I'm interested in (1) using my graphics card for computations and (2) low-level shader code, and I'm looking for guidance on how I would go about doing the following operations with libdrm (sans Mesa):
* client-side initialization * loading textures into the GPU * loading a bytecode shader into the GPU * creating a texture on the GPU without uploading data * running the shader using the uploaded textures as inputs and the non-uploaded texture as the output * transferring the output texture into main memory * tear-down, finalization
The GPU in question is a Radeon RV730, if any hardware-dependent discussion is needed. I've tried to understand the workflow by looking at the Mesa and Plymouth sources and the documentation I've found for the DRI/DRM, but I could still use some guidance.
On Sat, Jun 11, 2011 at 11:03 AM, Zachary Catlin z@zc.is wrote:
I'm interested in (1) using my graphics card for computations and (2) low-level shader code, and I'm looking for guidance on how I would go about doing the following operations with libdrm (sans Mesa):http://cgit.freedesktop.org/~airlied/radeondemo
Its not something libdrm really does, its only a simple abstraction around ioctls.

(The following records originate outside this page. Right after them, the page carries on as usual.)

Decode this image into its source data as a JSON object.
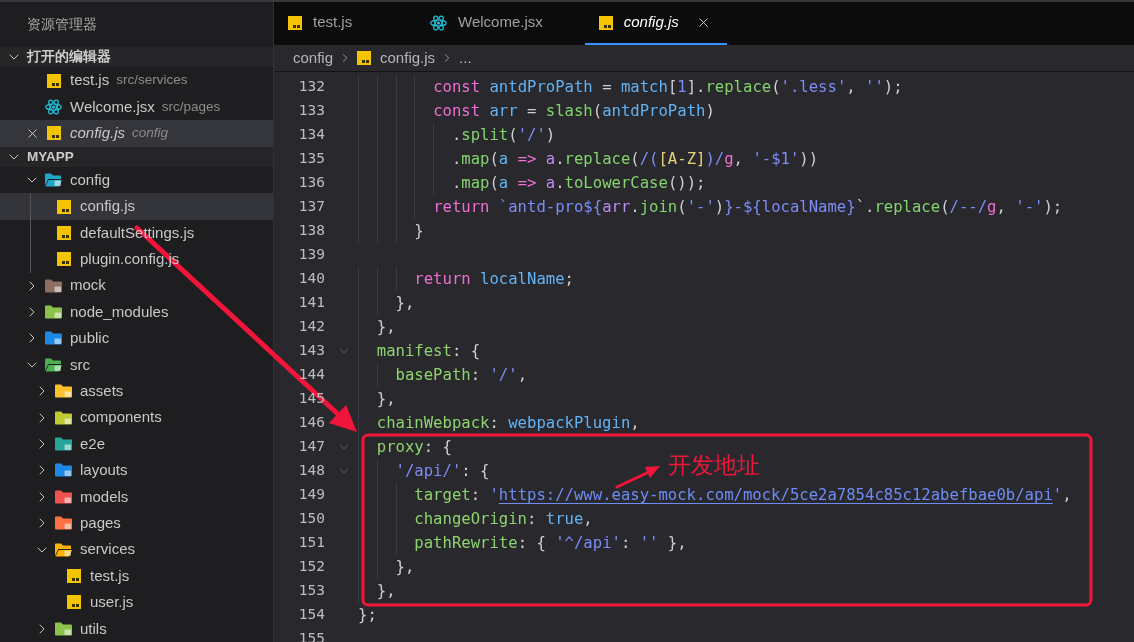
{
  "sidebar": {
    "title": "资源管理器",
    "open_editors": {
      "title": "打开的编辑器",
      "expanded": true,
      "items": [
        {
          "name": "test.js",
          "path": "src/services",
          "kind": "js",
          "selected": false,
          "preview": false
        },
        {
          "name": "Welcome.jsx",
          "path": "src/pages",
          "kind": "jsx",
          "selected": false,
          "preview": false
        },
        {
          "name": "config.js",
          "path": "config",
          "kind": "js",
          "selected": true,
          "preview": true
        }
      ]
    },
    "workspace": {
      "title": "MYAPP",
      "expanded": true,
      "tree": [
        {
          "name": "config",
          "kind": "folder",
          "color": "#22a7c9",
          "expanded": true,
          "selected": false,
          "children": [
            {
              "name": "config.js",
              "kind": "js",
              "selected": true
            },
            {
              "name": "defaultSettings.js",
              "kind": "js",
              "selected": false
            },
            {
              "name": "plugin.config.js",
              "kind": "js",
              "selected": false
            }
          ]
        },
        {
          "name": "mock",
          "kind": "folder",
          "color": "#8d6e63",
          "expanded": false,
          "selected": false
        },
        {
          "name": "node_modules",
          "kind": "folder",
          "color": "#8bc34a",
          "expanded": false,
          "selected": false
        },
        {
          "name": "public",
          "kind": "folder",
          "color": "#1e88e5",
          "expanded": false,
          "selected": false
        },
        {
          "name": "src",
          "kind": "folder",
          "color": "#4caf50",
          "expanded": true,
          "selected": false,
          "children": [
            {
              "name": "assets",
              "kind": "folder",
              "color": "#fbc02d",
              "expanded": false,
              "selected": false
            },
            {
              "name": "components",
              "kind": "folder",
              "color": "#c0ca33",
              "expanded": false,
              "selected": false
            },
            {
              "name": "e2e",
              "kind": "folder",
              "color": "#26a69a",
              "expanded": false,
              "selected": false
            },
            {
              "name": "layouts",
              "kind": "folder",
              "color": "#1e88e5",
              "expanded": false,
              "selected": false
            },
            {
              "name": "models",
              "kind": "folder",
              "color": "#ef5350",
              "expanded": false,
              "selected": false
            },
            {
              "name": "pages",
              "kind": "folder",
              "color": "#ff7043",
              "expanded": false,
              "selected": false
            },
            {
              "name": "services",
              "kind": "folder",
              "color": "#ffb300",
              "expanded": true,
              "selected": false,
              "children": [
                {
                  "name": "test.js",
                  "kind": "js",
                  "selected": false
                },
                {
                  "name": "user.js",
                  "kind": "js",
                  "selected": false
                }
              ]
            },
            {
              "name": "utils",
              "kind": "folder",
              "color": "#8bc34a",
              "expanded": false,
              "selected": false
            }
          ]
        }
      ]
    }
  },
  "tabs": [
    {
      "name": "test.js",
      "kind": "js",
      "selected": false,
      "preview": false
    },
    {
      "name": "Welcome.jsx",
      "kind": "jsx",
      "selected": false,
      "preview": false
    },
    {
      "name": "config.js",
      "kind": "js",
      "selected": true,
      "preview": true
    }
  ],
  "breadcrumbs": [
    {
      "label": "config",
      "kind": "folder"
    },
    {
      "label": "config.js",
      "kind": "js"
    },
    {
      "label": "...",
      "kind": "symbol"
    }
  ],
  "editor": {
    "lines": [
      {
        "number": "132",
        "fold": false,
        "tokens": [
          {
            "text": "        const ",
            "kind": "keyword"
          },
          {
            "text": "antdProPath",
            "kind": "variable"
          },
          {
            "text": " = ",
            "kind": "punct"
          },
          {
            "text": "match",
            "kind": "variable"
          },
          {
            "text": "[",
            "kind": "punct"
          },
          {
            "text": "1",
            "kind": "number"
          },
          {
            "text": "].",
            "kind": "punct"
          },
          {
            "text": "replace",
            "kind": "function"
          },
          {
            "text": "(",
            "kind": "punct"
          },
          {
            "text": "'.less'",
            "kind": "string"
          },
          {
            "text": ", ",
            "kind": "punct"
          },
          {
            "text": "''",
            "kind": "string"
          },
          {
            "text": ");",
            "kind": "punct"
          }
        ]
      },
      {
        "number": "133",
        "fold": false,
        "tokens": [
          {
            "text": "        const ",
            "kind": "keyword"
          },
          {
            "text": "arr",
            "kind": "variable"
          },
          {
            "text": " = ",
            "kind": "punct"
          },
          {
            "text": "slash",
            "kind": "function"
          },
          {
            "text": "(",
            "kind": "punct"
          },
          {
            "text": "antdProPath",
            "kind": "variable"
          },
          {
            "text": ")",
            "kind": "punct"
          }
        ]
      },
      {
        "number": "134",
        "fold": false,
        "tokens": [
          {
            "text": "          .",
            "kind": "punct"
          },
          {
            "text": "split",
            "kind": "function"
          },
          {
            "text": "(",
            "kind": "punct"
          },
          {
            "text": "'/'",
            "kind": "string"
          },
          {
            "text": ")",
            "kind": "punct"
          }
        ]
      },
      {
        "number": "135",
        "fold": false,
        "tokens": [
          {
            "text": "          .",
            "kind": "punct"
          },
          {
            "text": "map",
            "kind": "function"
          },
          {
            "text": "(",
            "kind": "punct"
          },
          {
            "text": "a",
            "kind": "variable"
          },
          {
            "text": " => ",
            "kind": "keyword"
          },
          {
            "text": "a",
            "kind": "param"
          },
          {
            "text": ".",
            "kind": "punct"
          },
          {
            "text": "replace",
            "kind": "function"
          },
          {
            "text": "(",
            "kind": "punct"
          },
          {
            "text": "/(",
            "kind": "string"
          },
          {
            "text": "[A-Z]",
            "kind": "regex"
          },
          {
            "text": ")/",
            "kind": "string"
          },
          {
            "text": "g",
            "kind": "keyword"
          },
          {
            "text": ", ",
            "kind": "punct"
          },
          {
            "text": "'-$1'",
            "kind": "string"
          },
          {
            "text": "))",
            "kind": "punct"
          }
        ]
      },
      {
        "number": "136",
        "fold": false,
        "tokens": [
          {
            "text": "          .",
            "kind": "punct"
          },
          {
            "text": "map",
            "kind": "function"
          },
          {
            "text": "(",
            "kind": "punct"
          },
          {
            "text": "a",
            "kind": "variable"
          },
          {
            "text": " => ",
            "kind": "keyword"
          },
          {
            "text": "a",
            "kind": "param"
          },
          {
            "text": ".",
            "kind": "punct"
          },
          {
            "text": "toLowerCase",
            "kind": "function"
          },
          {
            "text": "());",
            "kind": "punct"
          }
        ]
      },
      {
        "number": "137",
        "fold": false,
        "tokens": [
          {
            "text": "        return ",
            "kind": "keyword"
          },
          {
            "text": "`antd-pro${",
            "kind": "string"
          },
          {
            "text": "arr",
            "kind": "param"
          },
          {
            "text": ".",
            "kind": "punct"
          },
          {
            "text": "join",
            "kind": "function"
          },
          {
            "text": "(",
            "kind": "punct"
          },
          {
            "text": "'-'",
            "kind": "string"
          },
          {
            "text": ")",
            "kind": "punct"
          },
          {
            "text": "}-${localName}",
            "kind": "string"
          },
          {
            "text": "`.",
            "kind": "punct"
          },
          {
            "text": "replace",
            "kind": "function"
          },
          {
            "text": "(",
            "kind": "punct"
          },
          {
            "text": "/--/",
            "kind": "string"
          },
          {
            "text": "g",
            "kind": "keyword"
          },
          {
            "text": ", ",
            "kind": "punct"
          },
          {
            "text": "'-'",
            "kind": "string"
          },
          {
            "text": ");",
            "kind": "punct"
          }
        ]
      },
      {
        "number": "138",
        "fold": false,
        "tokens": [
          {
            "text": "      }",
            "kind": "punct"
          }
        ]
      },
      {
        "number": "139",
        "fold": false
      },
      {
        "number": "140",
        "fold": false,
        "tokens": [
          {
            "text": "      return ",
            "kind": "keyword"
          },
          {
            "text": "localName",
            "kind": "variable"
          },
          {
            "text": ";",
            "kind": "punct"
          }
        ]
      },
      {
        "number": "141",
        "fold": false,
        "tokens": [
          {
            "text": "    },",
            "kind": "punct"
          }
        ]
      },
      {
        "number": "142",
        "fold": false,
        "tokens": [
          {
            "text": "  },",
            "kind": "punct"
          }
        ]
      },
      {
        "number": "143",
        "fold": true,
        "tokens": [
          {
            "text": "  manifest",
            "kind": "property"
          },
          {
            "text": ": {",
            "kind": "punct"
          }
        ]
      },
      {
        "number": "144",
        "fold": false,
        "tokens": [
          {
            "text": "    basePath",
            "kind": "property"
          },
          {
            "text": ": ",
            "kind": "punct"
          },
          {
            "text": "'/'",
            "kind": "string"
          },
          {
            "text": ",",
            "kind": "punct"
          }
        ]
      },
      {
        "number": "145",
        "fold": false,
        "tokens": [
          {
            "text": "  },",
            "kind": "punct"
          }
        ]
      },
      {
        "number": "146",
        "fold": false,
        "tokens": [
          {
            "text": "  chainWebpack",
            "kind": "property"
          },
          {
            "text": ": ",
            "kind": "punct"
          },
          {
            "text": "webpackPlugin",
            "kind": "variable"
          },
          {
            "text": ",",
            "kind": "punct"
          }
        ]
      },
      {
        "number": "147",
        "fold": true,
        "tokens": [
          {
            "text": "  proxy",
            "kind": "property"
          },
          {
            "text": ": {",
            "kind": "punct"
          }
        ]
      },
      {
        "number": "148",
        "fold": true,
        "tokens": [
          {
            "text": "    '/api/'",
            "kind": "string"
          },
          {
            "text": ": {",
            "kind": "punct"
          }
        ]
      },
      {
        "number": "149",
        "fold": false,
        "tokens": [
          {
            "text": "      target",
            "kind": "property"
          },
          {
            "text": ": ",
            "kind": "punct"
          },
          {
            "text": "'",
            "kind": "string"
          },
          {
            "text": "https://www.easy-mock.com/mock/5ce2a7854c85c12abefbae0b/api",
            "kind": "link"
          },
          {
            "text": "'",
            "kind": "string"
          },
          {
            "text": ",",
            "kind": "punct"
          }
        ]
      },
      {
        "number": "150",
        "fold": false,
        "tokens": [
          {
            "text": "      changeOrigin",
            "kind": "property"
          },
          {
            "text": ": ",
            "kind": "punct"
          },
          {
            "text": "true",
            "kind": "variable"
          },
          {
            "text": ",",
            "kind": "punct"
          }
        ]
      },
      {
        "number": "151",
        "fold": false,
        "tokens": [
          {
            "text": "      pathRewrite",
            "kind": "property"
          },
          {
            "text": ": { ",
            "kind": "punct"
          },
          {
            "text": "'^/api'",
            "kind": "string"
          },
          {
            "text": ": ",
            "kind": "punct"
          },
          {
            "text": "''",
            "kind": "string"
          },
          {
            "text": " },",
            "kind": "punct"
          }
        ]
      },
      {
        "number": "152",
        "fold": false,
        "tokens": [
          {
            "text": "    },",
            "kind": "punct"
          }
        ]
      },
      {
        "number": "153",
        "fold": false,
        "tokens": [
          {
            "text": "  },",
            "kind": "punct"
          }
        ]
      },
      {
        "number": "154",
        "fold": false,
        "tokens": [
          {
            "text": "};",
            "kind": "punct"
          }
        ]
      },
      {
        "number": "155",
        "fold": false
      }
    ]
  },
  "annotation": {
    "label": "开发地址"
  }
}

http://cgit.freedesktop.org/~airlied/radeondemo
is a simple layer on top that just does some blits using the shaders from the DDX.
Dave.
On Sat, 11 Jun 2011 11:39:39 +1000 Dave Airlie airlied@gmail.com wrote:
Its not something libdrm really does, its only a simple abstraction around ioctls.
I'd managed to figure that out--I just figured the abstraction was there to save a little typing and act as a type-level sanity check.
http://cgit.freedesktop.org/~airlied/radeondemo
is a simple layer on top that just does some blits using the shaders from the DDX.
This is the sort of thing I tried to find. Thanks!